Summia Tora is an Afghan campaigner for women's and refugee rights and a social entrepreneur. In November 2023, she was included on the BBC's 100 Women list.

== Early life and education ==
Tora's family, who is of Uzbek descent, fled Afghanistan in 1997 due to the rise of the Taliban. They resettled in Peshwar, Pakistan, where Tora attended school. Tora left Peshawar in 2014, to attend high school in New Mexico in the United States through United World Colleges. She took the school's entrance exam in March 2014 at the Serena Hotel in Kabul; the following day, it was attacked by Taliban militants. She graduated from high school in 2016 and went on to attend Earlham College, where she graduated in 2020 with a bachelor's degree in both Economics and Peace and Global Studies.

Tora became the first Afghan Rhodes Scholar in 2020. She earned a Masters in Public Policy from the University of Oxford's Blavatnik School of Government in 2021 and completed a Master of Science in international human rights law from University of Oxford in 2023, where she was a member of Somerville College.

== Activism and entrepreneurship ==
Tora has worked with refugees and asylum seekers globally since a young age. She has advocated for Afghan refugees' rights in Pakistan, Greece, United Kingdom and the United States.

In 2019, Tora co-founded the Dosti Initiative to educate girls about menstrual health and hygiene in Afghanistan. In 2021, Tora founded the Dosti Network to provide humanitarian aid to Afghans under Taliban rule and to help them relocate outside the country if they wished.
Dosti has offered educational scholarships and support to empower young Afghans to access education during the Taliban's ban on girls and women's education. Tora has also used her contacts through Dosti to help some Afghans escape the country, and to support Afghan refugees living in Pakistan.

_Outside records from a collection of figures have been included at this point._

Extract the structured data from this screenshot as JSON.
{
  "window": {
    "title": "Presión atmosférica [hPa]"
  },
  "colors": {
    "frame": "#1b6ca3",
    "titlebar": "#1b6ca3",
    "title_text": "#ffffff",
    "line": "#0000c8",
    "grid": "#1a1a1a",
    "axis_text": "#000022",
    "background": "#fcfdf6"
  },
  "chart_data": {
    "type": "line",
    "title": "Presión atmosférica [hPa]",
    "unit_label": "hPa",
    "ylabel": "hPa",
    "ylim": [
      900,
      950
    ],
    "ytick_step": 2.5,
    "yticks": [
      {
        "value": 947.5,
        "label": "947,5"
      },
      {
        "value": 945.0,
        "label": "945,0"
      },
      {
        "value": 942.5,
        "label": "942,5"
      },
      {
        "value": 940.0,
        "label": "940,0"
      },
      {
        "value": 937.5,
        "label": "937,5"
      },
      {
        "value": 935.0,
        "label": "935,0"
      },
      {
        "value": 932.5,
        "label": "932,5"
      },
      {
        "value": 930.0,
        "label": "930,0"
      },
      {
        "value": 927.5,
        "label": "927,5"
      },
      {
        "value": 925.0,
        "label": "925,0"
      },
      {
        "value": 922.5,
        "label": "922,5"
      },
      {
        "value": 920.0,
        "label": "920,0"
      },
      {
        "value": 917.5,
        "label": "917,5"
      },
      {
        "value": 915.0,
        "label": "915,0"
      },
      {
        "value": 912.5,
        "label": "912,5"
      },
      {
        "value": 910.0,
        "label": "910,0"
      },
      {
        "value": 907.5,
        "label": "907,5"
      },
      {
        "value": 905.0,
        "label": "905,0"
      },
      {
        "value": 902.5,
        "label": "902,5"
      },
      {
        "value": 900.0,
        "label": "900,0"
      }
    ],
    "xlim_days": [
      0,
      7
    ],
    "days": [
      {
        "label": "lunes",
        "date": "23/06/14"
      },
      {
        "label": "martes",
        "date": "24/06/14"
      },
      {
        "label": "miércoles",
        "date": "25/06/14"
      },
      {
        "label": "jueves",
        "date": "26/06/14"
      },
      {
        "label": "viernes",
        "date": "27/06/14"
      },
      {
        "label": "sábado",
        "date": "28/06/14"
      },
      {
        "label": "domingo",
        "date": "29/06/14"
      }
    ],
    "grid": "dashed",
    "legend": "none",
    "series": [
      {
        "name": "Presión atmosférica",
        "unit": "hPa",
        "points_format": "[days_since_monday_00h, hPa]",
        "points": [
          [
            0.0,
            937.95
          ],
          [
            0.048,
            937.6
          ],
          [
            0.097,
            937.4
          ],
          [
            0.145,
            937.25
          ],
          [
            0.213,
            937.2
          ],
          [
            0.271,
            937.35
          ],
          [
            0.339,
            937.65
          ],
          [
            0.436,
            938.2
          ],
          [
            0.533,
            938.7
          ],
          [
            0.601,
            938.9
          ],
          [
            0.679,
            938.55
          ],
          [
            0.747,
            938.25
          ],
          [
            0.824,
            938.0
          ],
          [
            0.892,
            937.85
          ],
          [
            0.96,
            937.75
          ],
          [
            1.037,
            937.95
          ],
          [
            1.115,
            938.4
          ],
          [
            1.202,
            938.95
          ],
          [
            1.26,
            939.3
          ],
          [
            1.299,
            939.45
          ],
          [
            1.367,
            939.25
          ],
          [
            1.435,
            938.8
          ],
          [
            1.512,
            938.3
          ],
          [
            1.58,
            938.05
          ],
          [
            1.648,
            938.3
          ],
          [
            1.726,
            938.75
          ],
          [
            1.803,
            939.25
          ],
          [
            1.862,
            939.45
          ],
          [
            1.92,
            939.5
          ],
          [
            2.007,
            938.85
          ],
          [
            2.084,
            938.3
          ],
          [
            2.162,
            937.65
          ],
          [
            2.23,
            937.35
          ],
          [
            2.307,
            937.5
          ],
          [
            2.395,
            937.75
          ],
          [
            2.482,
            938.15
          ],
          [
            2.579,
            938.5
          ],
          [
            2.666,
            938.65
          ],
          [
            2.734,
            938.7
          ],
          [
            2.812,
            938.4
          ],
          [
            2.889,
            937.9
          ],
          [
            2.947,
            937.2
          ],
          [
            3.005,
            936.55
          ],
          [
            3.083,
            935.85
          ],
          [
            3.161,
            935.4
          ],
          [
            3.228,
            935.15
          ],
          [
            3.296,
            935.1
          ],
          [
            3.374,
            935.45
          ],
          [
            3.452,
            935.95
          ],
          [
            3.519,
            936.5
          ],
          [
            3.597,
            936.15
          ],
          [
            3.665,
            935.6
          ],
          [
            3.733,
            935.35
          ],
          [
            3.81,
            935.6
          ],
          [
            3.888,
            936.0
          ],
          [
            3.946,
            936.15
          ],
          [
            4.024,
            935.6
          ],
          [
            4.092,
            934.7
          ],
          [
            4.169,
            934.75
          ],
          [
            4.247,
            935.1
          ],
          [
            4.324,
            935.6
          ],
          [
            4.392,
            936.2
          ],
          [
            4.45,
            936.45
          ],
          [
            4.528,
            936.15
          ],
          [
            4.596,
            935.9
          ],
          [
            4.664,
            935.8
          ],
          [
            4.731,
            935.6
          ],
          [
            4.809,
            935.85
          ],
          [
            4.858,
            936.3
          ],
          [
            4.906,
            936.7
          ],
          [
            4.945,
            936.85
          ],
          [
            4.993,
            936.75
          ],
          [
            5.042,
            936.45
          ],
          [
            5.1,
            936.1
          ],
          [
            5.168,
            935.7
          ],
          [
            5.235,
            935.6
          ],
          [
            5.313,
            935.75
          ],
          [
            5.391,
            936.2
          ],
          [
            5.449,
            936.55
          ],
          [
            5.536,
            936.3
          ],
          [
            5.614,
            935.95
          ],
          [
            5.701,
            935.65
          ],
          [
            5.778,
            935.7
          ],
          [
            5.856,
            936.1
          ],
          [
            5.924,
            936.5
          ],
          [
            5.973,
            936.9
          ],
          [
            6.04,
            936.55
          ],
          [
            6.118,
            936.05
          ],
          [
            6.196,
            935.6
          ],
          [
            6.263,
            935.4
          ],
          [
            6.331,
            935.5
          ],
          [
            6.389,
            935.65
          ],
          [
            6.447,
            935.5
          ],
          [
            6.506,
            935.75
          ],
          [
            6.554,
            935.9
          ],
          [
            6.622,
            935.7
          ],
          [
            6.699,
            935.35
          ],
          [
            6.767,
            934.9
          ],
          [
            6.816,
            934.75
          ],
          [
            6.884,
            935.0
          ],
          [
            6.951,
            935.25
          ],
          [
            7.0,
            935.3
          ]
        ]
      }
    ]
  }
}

In September 2021, Tora wrote a piece for The Economist about the evacuation from Afghanistan.

== Recognition ==
In 2022, Tora was one of 18 recipients of the Echoing Green Fellowship. The first Afghan to receive the fellowship, Tora said she would use the funds to expand the Dosti Network.

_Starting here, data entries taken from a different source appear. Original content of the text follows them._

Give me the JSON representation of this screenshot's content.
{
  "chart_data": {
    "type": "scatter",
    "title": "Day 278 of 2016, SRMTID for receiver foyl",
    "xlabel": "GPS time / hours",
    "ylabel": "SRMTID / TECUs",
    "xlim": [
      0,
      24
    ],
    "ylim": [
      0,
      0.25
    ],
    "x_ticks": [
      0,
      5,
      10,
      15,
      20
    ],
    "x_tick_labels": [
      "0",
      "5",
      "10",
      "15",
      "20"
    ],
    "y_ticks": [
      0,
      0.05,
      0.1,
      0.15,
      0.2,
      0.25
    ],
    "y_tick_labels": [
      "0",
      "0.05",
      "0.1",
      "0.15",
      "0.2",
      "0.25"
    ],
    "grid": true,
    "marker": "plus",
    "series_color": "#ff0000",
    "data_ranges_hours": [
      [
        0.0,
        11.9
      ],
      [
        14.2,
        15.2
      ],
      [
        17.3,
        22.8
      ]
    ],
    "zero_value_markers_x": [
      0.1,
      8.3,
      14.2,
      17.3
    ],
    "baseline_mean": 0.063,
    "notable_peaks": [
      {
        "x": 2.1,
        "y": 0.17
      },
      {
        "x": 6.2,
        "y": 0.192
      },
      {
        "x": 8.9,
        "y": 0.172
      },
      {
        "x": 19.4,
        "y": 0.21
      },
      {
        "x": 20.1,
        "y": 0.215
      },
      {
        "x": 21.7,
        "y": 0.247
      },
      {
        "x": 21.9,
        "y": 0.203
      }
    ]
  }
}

In May 2023, Tora was named as one of Forbes' 30 Under 30 Asia for Social Impact. In June 2023, Tora received the CEU Open Society Prize, as one of six representatives of Afghan women's struggle for the protection of women's and girls’ rights in Afghanistan.

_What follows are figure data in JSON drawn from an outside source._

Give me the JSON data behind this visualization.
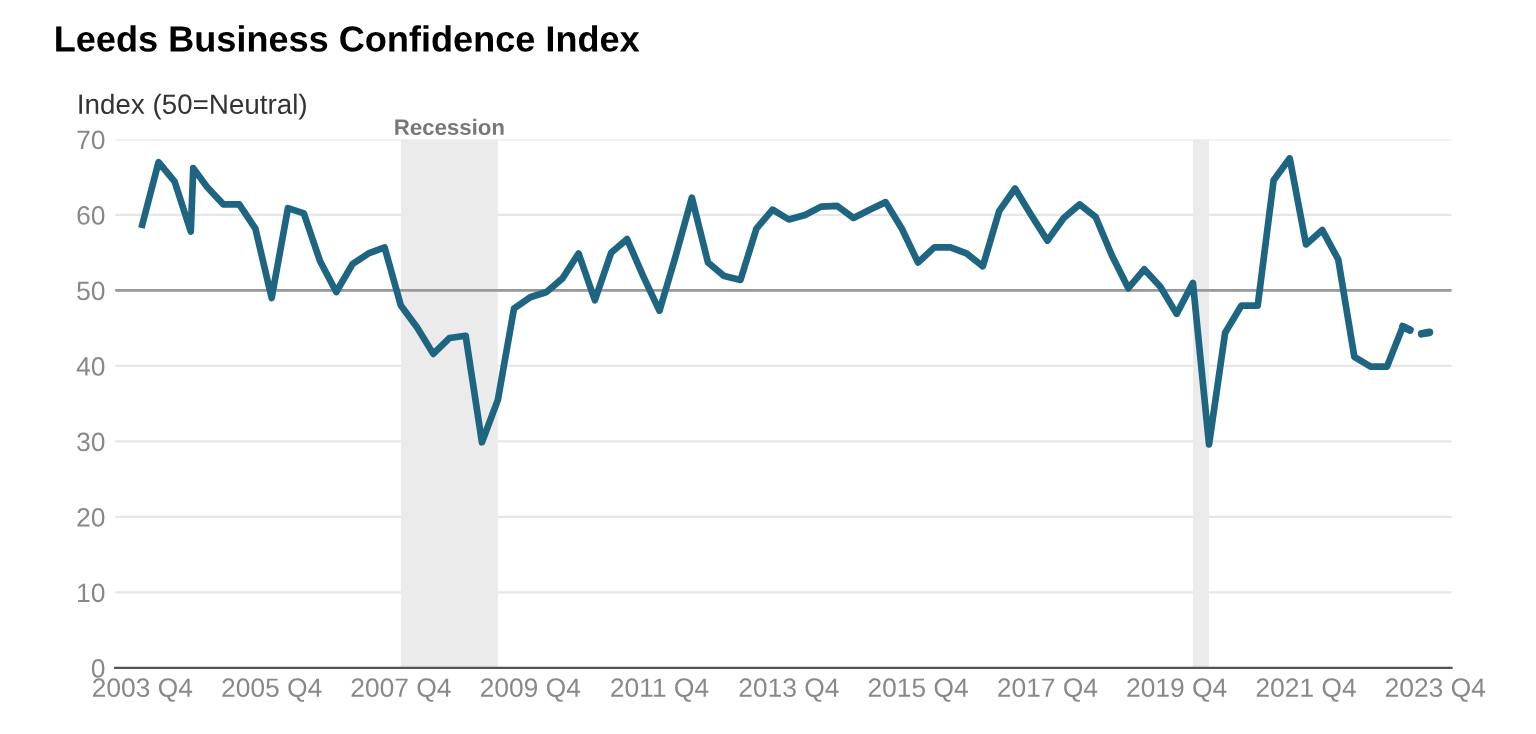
{
  "chart_data": {
    "type": "line",
    "title": "Leeds Business Confidence Index",
    "ylabel": "Index (50=Neutral)",
    "series": [
      {
        "color": "#1d6580",
        "line_style": "solid",
        "x": [
          "2003-10",
          "2004-01",
          "2004-04",
          "2004-07",
          "2004-07-15",
          "2004-10",
          "2005-01",
          "2005-04",
          "2005-07",
          "2005-10",
          "2006-01",
          "2006-04",
          "2006-07",
          "2006-10",
          "2007-01",
          "2007-04",
          "2007-07",
          "2007-10",
          "2008-01",
          "2008-04",
          "2008-07",
          "2008-10",
          "2009-01",
          "2009-04",
          "2009-07",
          "2009-10",
          "2010-01",
          "2010-04",
          "2010-07",
          "2010-10",
          "2011-01",
          "2011-04",
          "2011-07",
          "2011-10",
          "2012-01",
          "2012-04",
          "2012-07",
          "2012-10",
          "2013-01",
          "2013-04",
          "2013-07",
          "2013-10",
          "2014-01",
          "2014-04",
          "2014-07",
          "2014-10",
          "2015-01",
          "2015-04",
          "2015-07",
          "2015-10",
          "2016-01",
          "2016-04",
          "2016-07",
          "2016-10",
          "2017-01",
          "2017-04",
          "2017-07",
          "2017-10",
          "2018-01",
          "2018-04",
          "2018-07",
          "2018-10",
          "2019-01",
          "2019-04",
          "2019-07",
          "2019-10",
          "2020-01",
          "2020-04",
          "2020-07",
          "2020-10",
          "2021-01",
          "2021-04",
          "2021-07",
          "2021-10",
          "2022-01",
          "2022-04",
          "2022-07",
          "2022-10",
          "2023-01",
          "2023-04"
        ],
        "values": [
          58.7,
          67.0,
          64.4,
          57.8,
          66.2,
          63.7,
          61.4,
          61.4,
          58.2,
          49.0,
          60.9,
          60.2,
          53.9,
          49.8,
          53.5,
          54.9,
          55.7,
          48.0,
          45.1,
          41.6,
          43.7,
          44.0,
          29.9,
          35.5,
          47.6,
          49.1,
          49.8,
          51.6,
          54.9,
          48.7,
          55.0,
          56.8,
          51.9,
          47.3,
          54.6,
          62.3,
          53.7,
          51.9,
          51.4,
          58.2,
          60.7,
          59.4,
          60.0,
          61.1,
          61.2,
          59.6,
          60.7,
          61.7,
          58.2,
          53.7,
          55.7,
          55.7,
          54.9,
          53.2,
          60.5,
          63.5,
          60.0,
          56.6,
          59.6,
          61.4,
          59.7,
          54.6,
          50.3,
          52.8,
          50.5,
          46.9,
          51.0,
          29.6,
          44.4,
          48.0,
          48.0,
          64.6,
          67.5,
          56.1,
          58.0,
          54.1,
          41.2,
          39.9,
          39.9,
          45.2
        ]
      },
      {
        "color": "#1d6580",
        "line_style": "dotted",
        "x": [
          "2023-04",
          "2023-07",
          "2023-10"
        ],
        "values": [
          45.2,
          44.2,
          44.6
        ]
      }
    ],
    "xlim": [
      "2003-05",
      "2024-01"
    ],
    "xticks": [
      {
        "value": "2003-10",
        "label": "2003 Q4"
      },
      {
        "value": "2005-10",
        "label": "2005 Q4"
      },
      {
        "value": "2007-10",
        "label": "2007 Q4"
      },
      {
        "value": "2009-10",
        "label": "2009 Q4"
      },
      {
        "value": "2011-10",
        "label": "2011 Q4"
      },
      {
        "value": "2013-10",
        "label": "2013 Q4"
      },
      {
        "value": "2015-10",
        "label": "2015 Q4"
      },
      {
        "value": "2017-10",
        "label": "2017 Q4"
      },
      {
        "value": "2019-10",
        "label": "2019 Q4"
      },
      {
        "value": "2021-10",
        "label": "2021 Q4"
      },
      {
        "value": "2023-10",
        "label": "2023 Q4"
      }
    ],
    "ylim": [
      0,
      70
    ],
    "yticks": [
      0,
      10,
      20,
      30,
      40,
      50,
      60,
      70
    ],
    "grid": "y",
    "ref_lines": [
      {
        "axis": "y",
        "value": 50,
        "color": "#999999"
      }
    ],
    "bands": [
      {
        "axis": "x",
        "from": "2007-10",
        "to": "2009-04",
        "label": "Recession",
        "color": "#ebebeb"
      },
      {
        "axis": "x",
        "from": "2020-01",
        "to": "2020-04",
        "color": "#ebebeb"
      }
    ]
  }
}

In November 2023, Tora was named to the BBC's 100 Women list.

== Personal life ==
Tora's family were living in Afghanistan by 2021. Shortly before the Fall of Kabul, Tora's mother and siblings fled to Pakistan, but her father and uncle remained in the country with no way to leave. With Tora's Oxford connections, she was able to get her father and uncle on an evacuation flight out of Kabul, which left on August 24, 2021. Her family was later resettled in the United States in April 2023.